Police have been criticised after attempting to prevent a weekly newspaper journalist tweeting news updates from the scene of a rooftop drama.
She swiftly broke the story on the paper’s website and started tweeting from the scene about what was happening.
But Keeley was then approached by a PCSO who took her to a police officer who made it clear he wanted her to stop tweeting, before telling her that she would be “spoken to in due course”.
Said Keele: “I was doing my job providing updates, nothing ill-informed, just responding to people asking what was going on.
“I was made to feel as if it was my tweets that were encouraging people to come down and that the police were having some ‘operational problems’.
“There were a number of police cars and fire engines – the helicopter was also up for a long time – people didn’t need us to tell them something was going on.”

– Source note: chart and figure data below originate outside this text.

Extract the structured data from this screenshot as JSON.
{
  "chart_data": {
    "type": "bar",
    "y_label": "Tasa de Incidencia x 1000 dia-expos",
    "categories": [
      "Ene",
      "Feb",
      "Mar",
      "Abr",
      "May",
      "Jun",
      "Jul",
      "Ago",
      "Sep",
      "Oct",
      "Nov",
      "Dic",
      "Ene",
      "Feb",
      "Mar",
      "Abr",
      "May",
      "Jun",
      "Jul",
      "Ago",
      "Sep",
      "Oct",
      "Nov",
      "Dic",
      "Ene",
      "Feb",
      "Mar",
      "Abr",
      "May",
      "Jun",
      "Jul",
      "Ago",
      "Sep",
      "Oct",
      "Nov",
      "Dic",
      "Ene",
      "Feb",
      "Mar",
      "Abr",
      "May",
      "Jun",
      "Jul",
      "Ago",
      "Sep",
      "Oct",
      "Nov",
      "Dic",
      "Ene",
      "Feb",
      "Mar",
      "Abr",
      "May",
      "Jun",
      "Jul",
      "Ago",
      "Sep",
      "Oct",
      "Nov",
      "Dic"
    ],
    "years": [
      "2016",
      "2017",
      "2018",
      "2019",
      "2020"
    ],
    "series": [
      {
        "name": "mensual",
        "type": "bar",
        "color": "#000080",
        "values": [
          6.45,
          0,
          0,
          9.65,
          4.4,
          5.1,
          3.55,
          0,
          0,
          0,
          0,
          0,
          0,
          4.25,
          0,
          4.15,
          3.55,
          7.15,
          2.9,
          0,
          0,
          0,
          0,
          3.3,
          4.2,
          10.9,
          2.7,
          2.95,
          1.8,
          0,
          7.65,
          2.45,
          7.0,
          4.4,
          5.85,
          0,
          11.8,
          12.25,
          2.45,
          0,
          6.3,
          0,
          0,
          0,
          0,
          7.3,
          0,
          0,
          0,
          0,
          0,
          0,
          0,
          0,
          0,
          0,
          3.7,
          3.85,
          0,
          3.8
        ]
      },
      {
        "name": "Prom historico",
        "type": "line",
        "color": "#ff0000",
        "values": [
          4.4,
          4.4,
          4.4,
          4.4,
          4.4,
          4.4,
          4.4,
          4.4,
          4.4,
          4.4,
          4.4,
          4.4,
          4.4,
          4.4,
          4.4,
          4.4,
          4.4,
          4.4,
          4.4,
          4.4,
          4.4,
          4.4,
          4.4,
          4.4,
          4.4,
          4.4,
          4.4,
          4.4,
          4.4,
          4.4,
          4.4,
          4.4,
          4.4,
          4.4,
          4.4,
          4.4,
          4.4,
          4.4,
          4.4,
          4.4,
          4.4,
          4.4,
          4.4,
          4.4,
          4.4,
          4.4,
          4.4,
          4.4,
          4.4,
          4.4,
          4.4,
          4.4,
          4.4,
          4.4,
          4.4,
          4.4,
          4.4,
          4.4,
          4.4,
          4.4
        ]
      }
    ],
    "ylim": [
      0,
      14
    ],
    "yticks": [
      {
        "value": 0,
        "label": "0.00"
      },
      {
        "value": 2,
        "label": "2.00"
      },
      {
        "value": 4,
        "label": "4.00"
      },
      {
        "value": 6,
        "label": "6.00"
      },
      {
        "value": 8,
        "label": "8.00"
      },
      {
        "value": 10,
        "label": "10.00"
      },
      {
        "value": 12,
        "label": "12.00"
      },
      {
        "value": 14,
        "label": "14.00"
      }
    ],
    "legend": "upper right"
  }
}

The incident began shortly before 8pm and ended with a 16-year-old being detained at around 11pm.
BoS editor Chris Gill said: “Tweeting is part and parcel of modern media, and we act responsibly in a professional capacity at all times.
“We are unhappy anyone should try to prevent a reporter doing their job and will continue to supply our 3,000 plus @bedfordnews followers with updates.”
Bob Satchwell, executive director of the Society of Editors, added: “What is sad is that police officers do increasingly seem to think that they have powers which would normally only be associated with totalitarian states.
“Let’s hope that the police remind all their new recruits and existing officers that the media, particularly local papers, play a very important part in keeping the public informed and they should be helped not hindered.”
A spokeswoman for Bedfordshire Police told the paper that officers were given a talk about the media in their first few weeks of training.
She said: “We have a good working relationship with the local media and it is unfortunate that in this instance your reporter has had a negative experience.
“We know that when dealing with highly sensitive situations it can become extremely stressful. However, we would expect all police officers and staff to be courteous and polite when speaking with journalists and the general public.
“We are in the process of tracing the officer involved to explain the protocol that should be followed when dealing with journalists at operational cordons. We hope this situation will not reoccur.”